Media Materials – What Kinds and How Do They Help? Media Advisory -- Announces an upcoming news event or offers a resource person to address a current hot issue Include an eye-catching headline Distribute several days in advance of the news event Limited to one page and include a What, When, Where, Why format If interview and photo opportunities will be available, mention this in the advisory Provide contact information and date Make follow-up calls!!
Media Materials – What Kinds and How Do They Help? (cont) Press Release -- Announces news Include contact information and date of release Include an eye-catching headline Describe the core news message in first paragraph (who, what, when, where, why) Expand the news story in following paragraphs Include a quote from a recognized spokesperson in the organization Close with a boilerplate paragraph about the organization announcing the news Limit to 1 or 1 1/2 pages Use ### or – 30 – at the end of the release
Content Localize story or issue Refer to local people and how issue will affect them and local businesses Use quotes from local people about the story Craft meaningful, short messages with relevance to community Tell why it is relevant with facts/statistics; and tangible examples
Tips on Talking with Reporters Decide on what 3 points you want to convey. When you reach a reporter, introduce yourself and ask if the reporter is on a deadline for another story. Know the goal of your call – do you want the reporter to attend one of your events? Write a story? Schedule a meeting with you? Tell the reporter the purpose of your call early in the conversation.
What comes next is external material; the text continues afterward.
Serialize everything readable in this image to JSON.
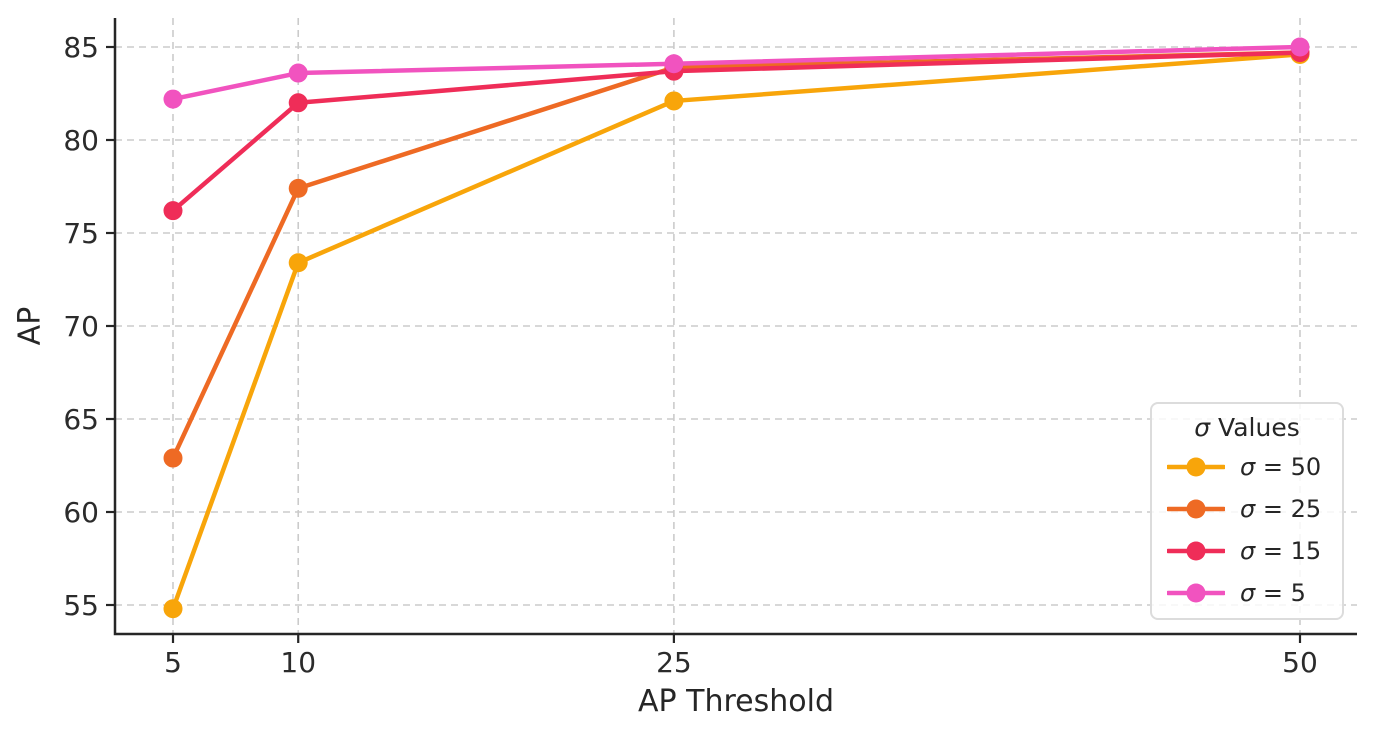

Tips on Talking with Reporters (cont) Speak clearly and concisely – be able to explain your story in two brief sentences. Present your conclusion first. This sounds odd, but your time talking with a reporter will be limited, you need to assert the main point first and then support the statement with facts. Be honest. If you dont know something the reporter asks, dont guess. Tell him or her you will get back to him promptly with the correct information.
Tips on Talking with Reporters (cont) When the conversation is over, thank the reporter for his/her time and make sure he/she has your phone number if there are further questions. If the reporter calls you, return the call promptly.